これが読書は新しい何ものかをつくるということで、「創造的思考」だと言われる所以です。
俗に「深読み」、「浅読み」などと言われるのもここから生じ、またそこに読書の妙があります。
そこで、速読との関係ですが、
速読で速いということは、結局、上の創造的思考を伴った「意味の再体制化の素速さ」ということになります。

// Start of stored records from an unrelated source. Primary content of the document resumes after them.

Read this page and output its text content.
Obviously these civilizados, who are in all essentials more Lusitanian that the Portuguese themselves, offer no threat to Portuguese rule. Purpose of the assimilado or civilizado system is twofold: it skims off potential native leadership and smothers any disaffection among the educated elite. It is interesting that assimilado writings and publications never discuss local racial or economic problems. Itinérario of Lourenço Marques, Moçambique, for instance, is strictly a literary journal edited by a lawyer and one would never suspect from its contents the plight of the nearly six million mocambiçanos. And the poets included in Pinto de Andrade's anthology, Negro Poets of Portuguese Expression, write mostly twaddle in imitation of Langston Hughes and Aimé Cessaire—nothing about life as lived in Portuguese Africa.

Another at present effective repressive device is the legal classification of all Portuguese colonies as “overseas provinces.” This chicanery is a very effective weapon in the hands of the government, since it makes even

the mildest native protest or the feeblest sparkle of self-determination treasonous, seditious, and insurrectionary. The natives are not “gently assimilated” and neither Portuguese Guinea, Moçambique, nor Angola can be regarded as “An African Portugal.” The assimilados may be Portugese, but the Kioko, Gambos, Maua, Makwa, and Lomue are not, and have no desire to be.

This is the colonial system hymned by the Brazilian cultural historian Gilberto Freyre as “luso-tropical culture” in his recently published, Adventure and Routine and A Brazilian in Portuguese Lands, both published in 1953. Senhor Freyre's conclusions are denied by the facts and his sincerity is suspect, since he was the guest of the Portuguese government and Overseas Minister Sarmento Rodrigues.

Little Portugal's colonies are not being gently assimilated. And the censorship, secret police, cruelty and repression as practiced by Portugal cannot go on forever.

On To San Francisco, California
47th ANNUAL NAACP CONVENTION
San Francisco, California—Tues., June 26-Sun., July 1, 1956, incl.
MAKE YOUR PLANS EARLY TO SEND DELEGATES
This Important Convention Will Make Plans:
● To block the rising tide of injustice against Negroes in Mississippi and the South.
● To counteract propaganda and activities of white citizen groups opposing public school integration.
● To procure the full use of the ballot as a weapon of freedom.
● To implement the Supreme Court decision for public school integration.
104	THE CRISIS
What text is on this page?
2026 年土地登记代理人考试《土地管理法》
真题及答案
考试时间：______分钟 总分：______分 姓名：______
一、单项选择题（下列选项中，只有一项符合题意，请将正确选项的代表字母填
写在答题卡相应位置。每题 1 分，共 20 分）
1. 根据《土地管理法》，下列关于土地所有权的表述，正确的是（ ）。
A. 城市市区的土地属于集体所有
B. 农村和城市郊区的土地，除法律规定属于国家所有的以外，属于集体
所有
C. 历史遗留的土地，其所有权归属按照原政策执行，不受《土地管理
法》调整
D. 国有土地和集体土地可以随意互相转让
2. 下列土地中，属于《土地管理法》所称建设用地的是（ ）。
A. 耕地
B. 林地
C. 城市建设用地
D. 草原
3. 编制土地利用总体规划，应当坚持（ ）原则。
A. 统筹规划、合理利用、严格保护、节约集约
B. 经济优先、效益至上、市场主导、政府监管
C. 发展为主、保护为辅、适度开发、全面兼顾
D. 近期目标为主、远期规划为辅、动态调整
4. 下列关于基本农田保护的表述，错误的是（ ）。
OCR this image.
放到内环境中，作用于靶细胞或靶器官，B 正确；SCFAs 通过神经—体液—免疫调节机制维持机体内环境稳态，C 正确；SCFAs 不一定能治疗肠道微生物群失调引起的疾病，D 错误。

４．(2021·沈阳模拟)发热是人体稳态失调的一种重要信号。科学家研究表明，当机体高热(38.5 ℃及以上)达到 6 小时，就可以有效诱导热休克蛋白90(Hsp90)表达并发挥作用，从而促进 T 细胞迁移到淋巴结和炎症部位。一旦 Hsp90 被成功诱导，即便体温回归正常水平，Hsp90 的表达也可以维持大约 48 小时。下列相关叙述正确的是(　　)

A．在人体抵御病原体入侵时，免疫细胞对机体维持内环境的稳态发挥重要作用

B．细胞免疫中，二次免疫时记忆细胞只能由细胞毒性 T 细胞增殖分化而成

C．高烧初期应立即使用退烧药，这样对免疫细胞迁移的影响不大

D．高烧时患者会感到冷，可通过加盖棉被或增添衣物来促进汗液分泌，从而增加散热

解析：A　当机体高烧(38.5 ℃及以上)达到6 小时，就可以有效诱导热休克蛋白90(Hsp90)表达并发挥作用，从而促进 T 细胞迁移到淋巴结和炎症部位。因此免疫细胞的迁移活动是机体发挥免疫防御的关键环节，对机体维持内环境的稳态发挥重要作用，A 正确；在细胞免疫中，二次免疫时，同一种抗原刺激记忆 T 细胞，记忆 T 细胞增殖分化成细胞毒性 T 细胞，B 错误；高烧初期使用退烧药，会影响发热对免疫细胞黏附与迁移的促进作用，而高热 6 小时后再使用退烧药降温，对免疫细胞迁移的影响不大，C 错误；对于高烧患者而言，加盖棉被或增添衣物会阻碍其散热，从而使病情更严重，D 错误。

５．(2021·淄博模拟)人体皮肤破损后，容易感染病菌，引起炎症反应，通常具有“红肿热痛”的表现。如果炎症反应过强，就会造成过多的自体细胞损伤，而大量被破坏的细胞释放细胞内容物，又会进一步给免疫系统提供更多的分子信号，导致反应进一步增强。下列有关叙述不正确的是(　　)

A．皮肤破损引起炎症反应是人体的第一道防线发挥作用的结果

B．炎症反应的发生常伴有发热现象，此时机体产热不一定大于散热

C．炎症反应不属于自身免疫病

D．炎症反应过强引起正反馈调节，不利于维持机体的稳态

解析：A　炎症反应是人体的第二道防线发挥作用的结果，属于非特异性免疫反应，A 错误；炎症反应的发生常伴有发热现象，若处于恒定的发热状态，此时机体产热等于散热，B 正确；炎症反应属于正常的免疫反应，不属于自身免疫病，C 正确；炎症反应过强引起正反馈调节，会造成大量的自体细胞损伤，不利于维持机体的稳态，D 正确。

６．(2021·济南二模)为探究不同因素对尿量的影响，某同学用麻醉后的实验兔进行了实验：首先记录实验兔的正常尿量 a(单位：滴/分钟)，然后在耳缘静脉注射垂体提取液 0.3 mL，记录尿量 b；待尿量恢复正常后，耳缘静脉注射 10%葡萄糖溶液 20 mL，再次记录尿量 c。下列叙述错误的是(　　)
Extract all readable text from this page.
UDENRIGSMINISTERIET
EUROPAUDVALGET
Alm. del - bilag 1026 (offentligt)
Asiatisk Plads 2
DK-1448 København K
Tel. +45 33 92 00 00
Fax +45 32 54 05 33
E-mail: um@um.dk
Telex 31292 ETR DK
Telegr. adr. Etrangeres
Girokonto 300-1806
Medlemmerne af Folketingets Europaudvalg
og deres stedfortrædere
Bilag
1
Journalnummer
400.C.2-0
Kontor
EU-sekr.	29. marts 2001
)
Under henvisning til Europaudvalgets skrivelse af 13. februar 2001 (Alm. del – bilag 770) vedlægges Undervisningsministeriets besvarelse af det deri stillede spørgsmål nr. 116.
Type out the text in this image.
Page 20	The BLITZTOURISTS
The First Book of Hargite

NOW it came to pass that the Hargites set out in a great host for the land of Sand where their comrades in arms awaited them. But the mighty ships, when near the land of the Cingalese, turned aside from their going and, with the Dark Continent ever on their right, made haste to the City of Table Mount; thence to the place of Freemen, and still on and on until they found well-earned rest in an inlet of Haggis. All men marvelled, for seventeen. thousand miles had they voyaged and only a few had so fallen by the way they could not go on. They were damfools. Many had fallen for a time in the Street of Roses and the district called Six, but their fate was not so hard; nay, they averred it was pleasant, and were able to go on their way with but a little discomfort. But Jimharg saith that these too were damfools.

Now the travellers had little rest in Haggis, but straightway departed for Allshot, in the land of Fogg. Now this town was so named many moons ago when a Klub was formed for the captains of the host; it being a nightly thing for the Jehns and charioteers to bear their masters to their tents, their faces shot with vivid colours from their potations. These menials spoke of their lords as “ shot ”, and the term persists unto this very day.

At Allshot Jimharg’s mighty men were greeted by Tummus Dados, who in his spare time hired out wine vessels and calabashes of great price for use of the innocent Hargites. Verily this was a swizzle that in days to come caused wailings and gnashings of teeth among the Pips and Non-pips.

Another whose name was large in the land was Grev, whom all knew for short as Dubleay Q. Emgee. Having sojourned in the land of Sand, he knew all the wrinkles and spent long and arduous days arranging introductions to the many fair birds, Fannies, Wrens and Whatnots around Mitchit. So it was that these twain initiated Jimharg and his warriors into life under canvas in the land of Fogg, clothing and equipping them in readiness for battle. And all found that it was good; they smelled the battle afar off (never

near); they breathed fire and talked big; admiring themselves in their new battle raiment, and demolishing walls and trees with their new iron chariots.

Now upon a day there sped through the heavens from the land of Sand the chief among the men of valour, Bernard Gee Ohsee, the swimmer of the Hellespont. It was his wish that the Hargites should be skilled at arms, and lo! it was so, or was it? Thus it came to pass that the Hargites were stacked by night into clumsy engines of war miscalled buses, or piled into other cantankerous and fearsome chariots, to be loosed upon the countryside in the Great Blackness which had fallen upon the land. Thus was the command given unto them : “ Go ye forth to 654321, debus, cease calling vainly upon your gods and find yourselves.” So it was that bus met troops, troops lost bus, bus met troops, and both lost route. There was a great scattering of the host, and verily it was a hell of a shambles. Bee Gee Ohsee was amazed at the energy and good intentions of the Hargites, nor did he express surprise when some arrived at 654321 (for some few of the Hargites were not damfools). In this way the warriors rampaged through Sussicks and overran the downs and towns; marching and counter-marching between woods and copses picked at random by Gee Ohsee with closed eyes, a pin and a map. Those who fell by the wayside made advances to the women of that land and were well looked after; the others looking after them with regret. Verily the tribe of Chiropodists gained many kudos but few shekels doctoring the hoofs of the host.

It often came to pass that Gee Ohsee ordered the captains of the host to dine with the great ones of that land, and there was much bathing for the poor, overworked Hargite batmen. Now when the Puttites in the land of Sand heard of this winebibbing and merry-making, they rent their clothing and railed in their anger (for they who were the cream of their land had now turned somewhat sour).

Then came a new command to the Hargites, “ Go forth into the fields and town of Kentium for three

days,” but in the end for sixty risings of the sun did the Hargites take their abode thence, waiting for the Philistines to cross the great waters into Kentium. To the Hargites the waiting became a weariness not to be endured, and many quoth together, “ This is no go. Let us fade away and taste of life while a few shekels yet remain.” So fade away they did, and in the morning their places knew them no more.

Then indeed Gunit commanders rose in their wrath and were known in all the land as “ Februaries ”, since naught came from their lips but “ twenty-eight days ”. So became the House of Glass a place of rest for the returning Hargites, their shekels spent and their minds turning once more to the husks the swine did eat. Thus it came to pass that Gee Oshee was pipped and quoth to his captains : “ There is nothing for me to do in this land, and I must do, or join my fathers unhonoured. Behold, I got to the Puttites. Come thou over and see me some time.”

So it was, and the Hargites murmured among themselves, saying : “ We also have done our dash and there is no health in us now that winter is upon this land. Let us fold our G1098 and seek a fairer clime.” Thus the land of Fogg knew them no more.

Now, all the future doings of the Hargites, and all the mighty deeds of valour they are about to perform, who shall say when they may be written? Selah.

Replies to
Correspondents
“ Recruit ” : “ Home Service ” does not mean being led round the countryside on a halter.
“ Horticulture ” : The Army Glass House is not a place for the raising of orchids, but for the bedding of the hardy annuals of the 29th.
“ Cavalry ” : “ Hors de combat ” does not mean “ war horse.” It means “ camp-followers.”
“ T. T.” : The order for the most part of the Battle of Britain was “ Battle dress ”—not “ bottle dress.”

次の項では、この点を「読書の過程」との関係で、更につきつめてみます。
では読書での意味の再体制化作業は、どのような過程を経て行われるのでしょうか?
読書の過程は、次のように分類されて説明されています。
【文字の認知】
まず、文字の認知があります。
これは文字の視覚(形としての文字を先ず捉える)に始まり、文字の知覚、つまり過去の経験の助けを借りての、文字を文字として認識することです。
【語の認知・文の理解】
文字によって示された語を確認し、その語によって表現された意味を探知します。
語の認知は文脈と併行してなされます。
語の意味を探知する過程で、語と語との間の相互限定、または総合(単に辞書に書かれた意味でなく、その文章の中で生きたものとして、使用されている意味を探る作業)等がなされ、語の意味を確認し、その集まりである文章を理解し、そこに一連の意味の系列を作り上げてゆきます。
以上が読書の過程です。
この過程で、読書内容が読者の人格体系の中に素直に組み込まれてゆくことがあります。
これが納得、または会得と言われる場合です。
もし、読書内容が受け入れ難い時は、批判、否定、反発として表れます。
以上によると、速読での思考、あるいは意味の世界の再体制化の素速さとは、
それぞれの過程の素速さということになります。
素速さが、具体的に何を指すかは、「速読での『速い』とは」で述べさせていただきます。
詳しくは「速読での『速い』とは」をご覧下さい。
もっとも、以上は分かりやすくするために、読書過程を単純化して説明したものです。
実際の読書においては、文字を見て、文字をまとめて語とし、語の意味を考え、語の意味を集めて文章の意味とする、 というような単純な作業ではなく、むしろ、部分・全体文脈の中で、その総合としてなされます。
しかしここでは文章が単語の意味を決め、文字さえも全体文脈の中で規定されうることがあることだけを指摘しておきます。
このことはセミナーが、理解力トレーニングを重視していることとも関連します。
速読トレーニングは、トレーニング方法の技術的理由から、文字トレーニングと理解力トレーニングを、段階的に分けて行いますが、実際の読書が、文字の知覚、語の確認等と分けて行うものでない以上、理解力トレーニングでこそ、実質的な文字知覚の増大、そのスピード化等が図られてきます。
理解力トレーニングが速読トレーニングの総括と言われるのは、単にそれが最終のトレーニングだからというのでなく、実質的意義があるからです。